Property developer must pay €35,000 for discriminatory dismissal of ‘elderly’ builder

Worker made redundant after taking sick leave when Covid-19 hit Ireland, WRC told

A property developer has been ordered to pay €35,000 to a medically vulnerable construction worker made redundant after taking sick leave when the Covid-19 pandemic hit Ireland.

The Workplace Relations Commission (WRC) made the order as it upheld the employee’s complaint of discriminatory dismissal under the Employment Equality Act 1998 in a decision published on Wednesday, which was anonymised on medical privacy grounds.

The worker, who had been on site at residential construction projects before the pandemic, was dismissed in August 2020 and had been out of work until shortly before a hearing in November 2022, the tribunal was told.

His lawyers said their client was an “elderly gentleman” suffering from chronic obstructive pulmonary disease (COPD) who had been confined to home during the pandemic because of his “particular vulnerability” to Covid-19.


Barrister Karl Shirran BL, who was instructed by solicitors Coughlan White and Partners, said his client took a number of periods of sick leave in May and June 2020 before getting two weeks’ notice of redundancy from the company in July 2020.

“No reason was given for dismissal,” Mr Shirran said.

Will co-hosting Euro 2028 be of any real benefit to Irish football?

Listen | 48:25

The complainant said in evidence there were two other workers younger than him still at work at the last site he had been at – adding that he believed he was selected for redundancy because of his “age and ill health”.

Counsel said his client had been given assurances in March that year, when the pandemic reached Ireland, that the construction firm had “more projects ongoing”.

At the time of a hearing in the case last November, Mr Shirran said the firm was looking for planning permission for 400 new houses and that it still had 30 to 40 apartments left to complete at another development.

A company director gave evidence that one of the workers identified as a comparator in the complainant’s case was an agency cleaner and “not a relevant comparator”.

The other was employed by an “affiliated company”, not the respondent firm named in the complaint, the director said.

The director said the complainant “was not required” on the site because of the stage the housing development was at – and denied that there had been an “issue” about either the complainant’s age or disability.

Under questioning, the director accepted that both the respondent company and the affiliated company which employed the comparator named by the complainant had the same directors, but different shareholders.

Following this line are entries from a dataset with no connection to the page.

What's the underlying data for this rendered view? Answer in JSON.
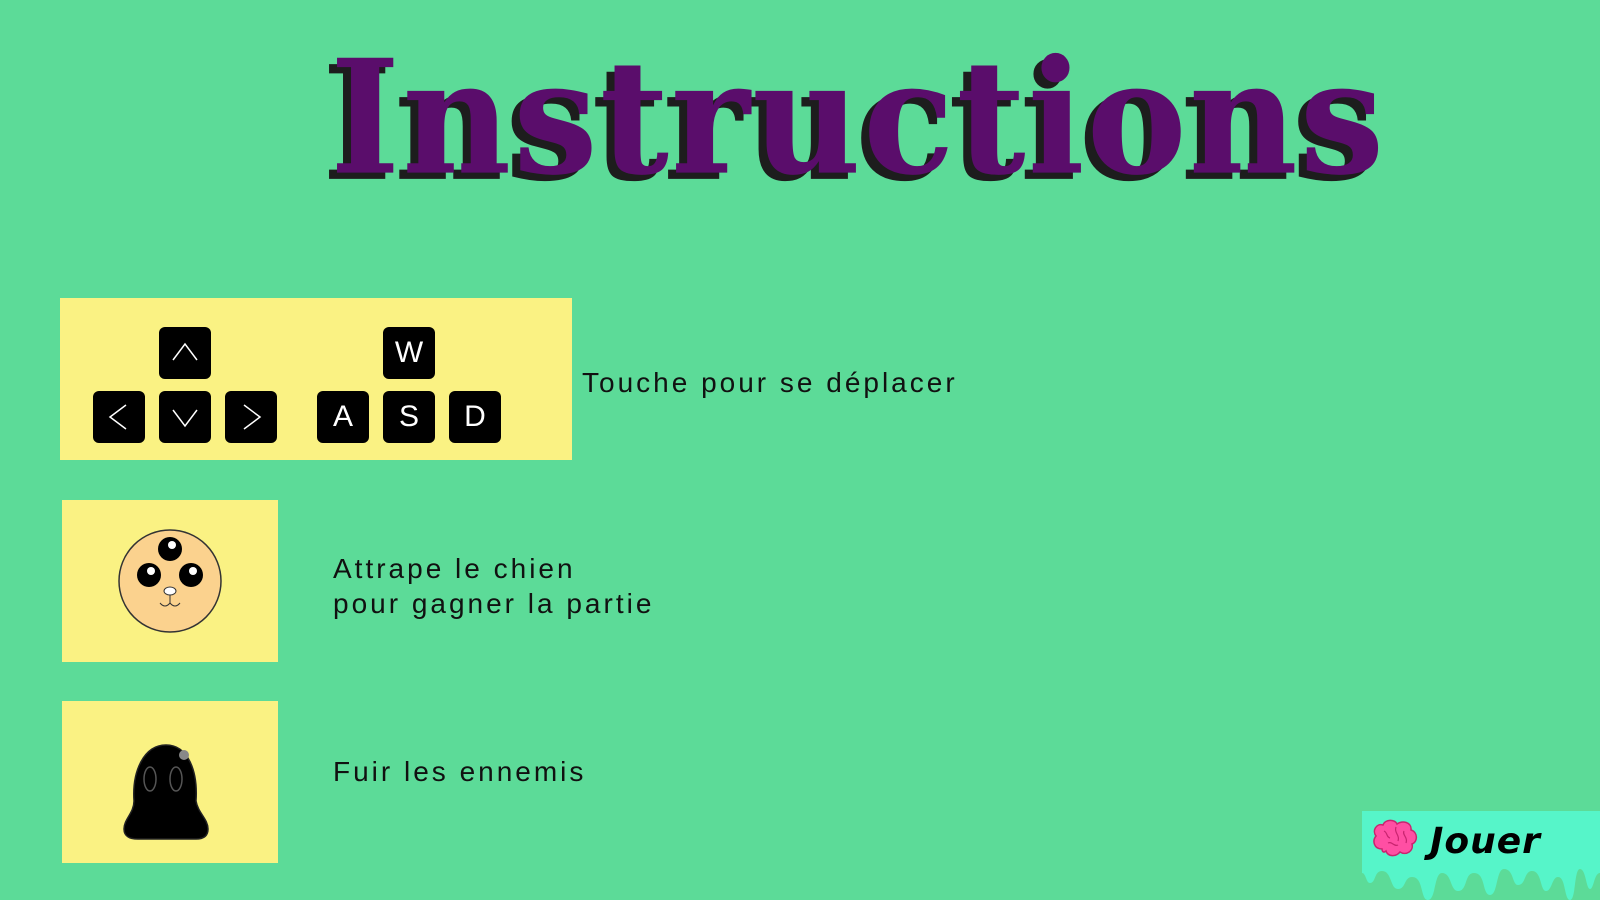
{
  "title": "Instructions",
  "colors": {
    "background": "#5cdb98",
    "panel": "#faf283",
    "title": "#5a0d6b",
    "button": "#56f5c9"
  },
  "controls": {
    "arrow_keys": [
      "up-arrow-icon",
      "left-arrow-icon",
      "down-arrow-icon",
      "right-arrow-icon"
    ],
    "letter_keys": {
      "up": "W",
      "left": "A",
      "down": "S",
      "right": "D"
    },
    "text": "Touche pour se déplacer"
  },
  "goal": {
    "icon": "dog-icon",
    "line1": "Attrape le chien",
    "line2": "pour gagner la partie"
  },
  "enemy": {
    "icon": "ghost-enemy-icon",
    "text": "Fuir les ennemis"
  },
  "play_button": {
    "icon": "brain-icon",
    "label": "Jouer"
  }
}
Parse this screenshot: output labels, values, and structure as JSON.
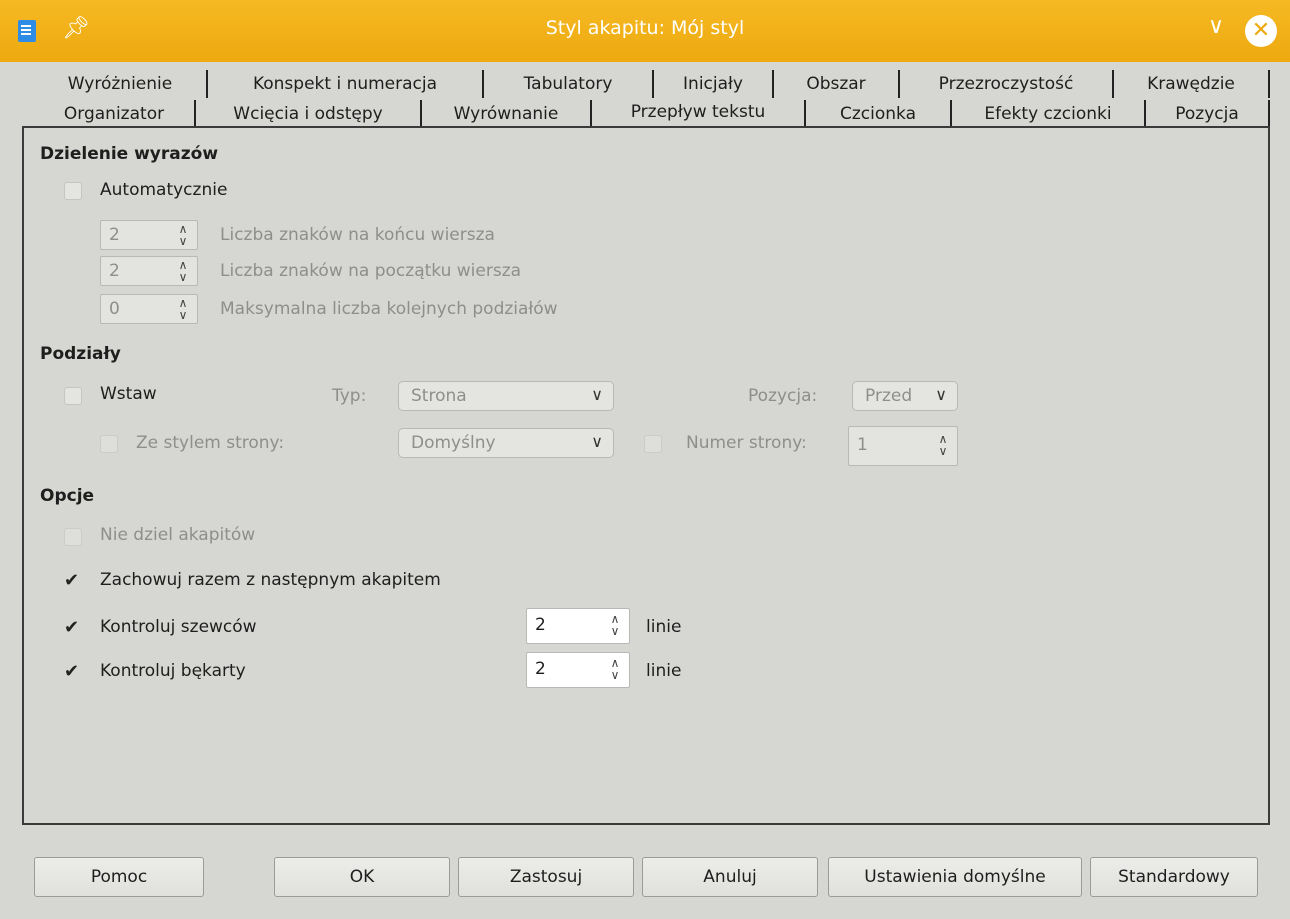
{
  "window": {
    "title": "Styl akapitu: Mój styl"
  },
  "tabs_row1": [
    "Wyróżnienie",
    "Konspekt i numeracja",
    "Tabulatory",
    "Inicjały",
    "Obszar",
    "Przezroczystość",
    "Krawędzie"
  ],
  "tabs_row2": [
    "Organizator",
    "Wcięcia i odstępy",
    "Wyrównanie",
    "Przepływ tekstu",
    "Czcionka",
    "Efekty czcionki",
    "Pozycja"
  ],
  "active_tab": "Przepływ tekstu",
  "hyphenation": {
    "heading": "Dzielenie wyrazów",
    "auto_label": "Automatycznie",
    "auto_checked": false,
    "end_value": "2",
    "end_label": "Liczba znaków na końcu wiersza",
    "start_value": "2",
    "start_label": "Liczba znaków na początku wiersza",
    "max_value": "0",
    "max_label": "Maksymalna liczba kolejnych podziałów"
  },
  "breaks": {
    "heading": "Podziały",
    "insert_label": "Wstaw",
    "type_label": "Typ:",
    "type_value": "Strona",
    "position_label": "Pozycja:",
    "position_value": "Przed",
    "page_style_label": "Ze stylem strony:",
    "page_style_value": "Domyślny",
    "page_number_label": "Numer strony:",
    "page_number_value": "1"
  },
  "options": {
    "heading": "Opcje",
    "dont_split_label": "Nie dziel akapitów",
    "keep_next_label": "Zachowuj razem z następnym akapitem",
    "orphan_label": "Kontroluj szewców",
    "orphan_value": "2",
    "widow_label": "Kontroluj bękarty",
    "widow_value": "2",
    "lines_unit": "linie"
  },
  "buttons": {
    "help": "Pomoc",
    "ok": "OK",
    "apply": "Zastosuj",
    "cancel": "Anuluj",
    "reset": "Ustawienia domyślne",
    "standard": "Standardowy"
  },
  "colors": {
    "titlebar": "#f0ad16",
    "background": "#d6d6d2"
  }
}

The WRC noted “financial information ... showing substantial company income for 2020 and 2021 for the affiliated company”.

Mr Shirran submitted that there was “no merit” to the selection of his client for redundancy, with no formal decision-making process and no objective selection criteria for the decision.

Denying the allegations of discrimination on behalf of the property development company, solicitor Alan Devaney of Ronan Daly Jermyn said there was “no prima facie case showing discrimination”.

In her decision on the case, adjudicator Davnet O’Driscoll disagreed and found the complainant side had succeeded in shifting the burden to disprove discrimination to the employer.

This was because the evidence was that the worker’s termination “closely followed his return to work ... from a bout of sick leave due to his disability” and that there had been no redundancy consultation process or any consideration of mitigation or alternative positions for him despite a site remaining active.

“The response of the respondent is insufficient in my view to discharge the burden of proof,” Ms O’Driscoll wrote.

Noting the “significant impact” of the dismissal on the complainant and his difficulty finding new work because of his age and condition, Ms O’Driscoll ordered the company to pay €35,000 in compensation for the effects of discrimination.

She said the award took into account the fact that the company’s sites had been closed for a number of months in 2022.

Ms O’Driscoll had rejected a motion from the employer to throw out the complaint because it had been submitted more than six months after the termination – the usual statutory deadline for claims before the WRC.

This was on the basis that the complainant’s solicitors had “difficulty obtaining clear instructions” in time because their client had no computer or email access and had not been able to attend its offices, which the WRC regarded as reasonable cause to extend jurisdiction.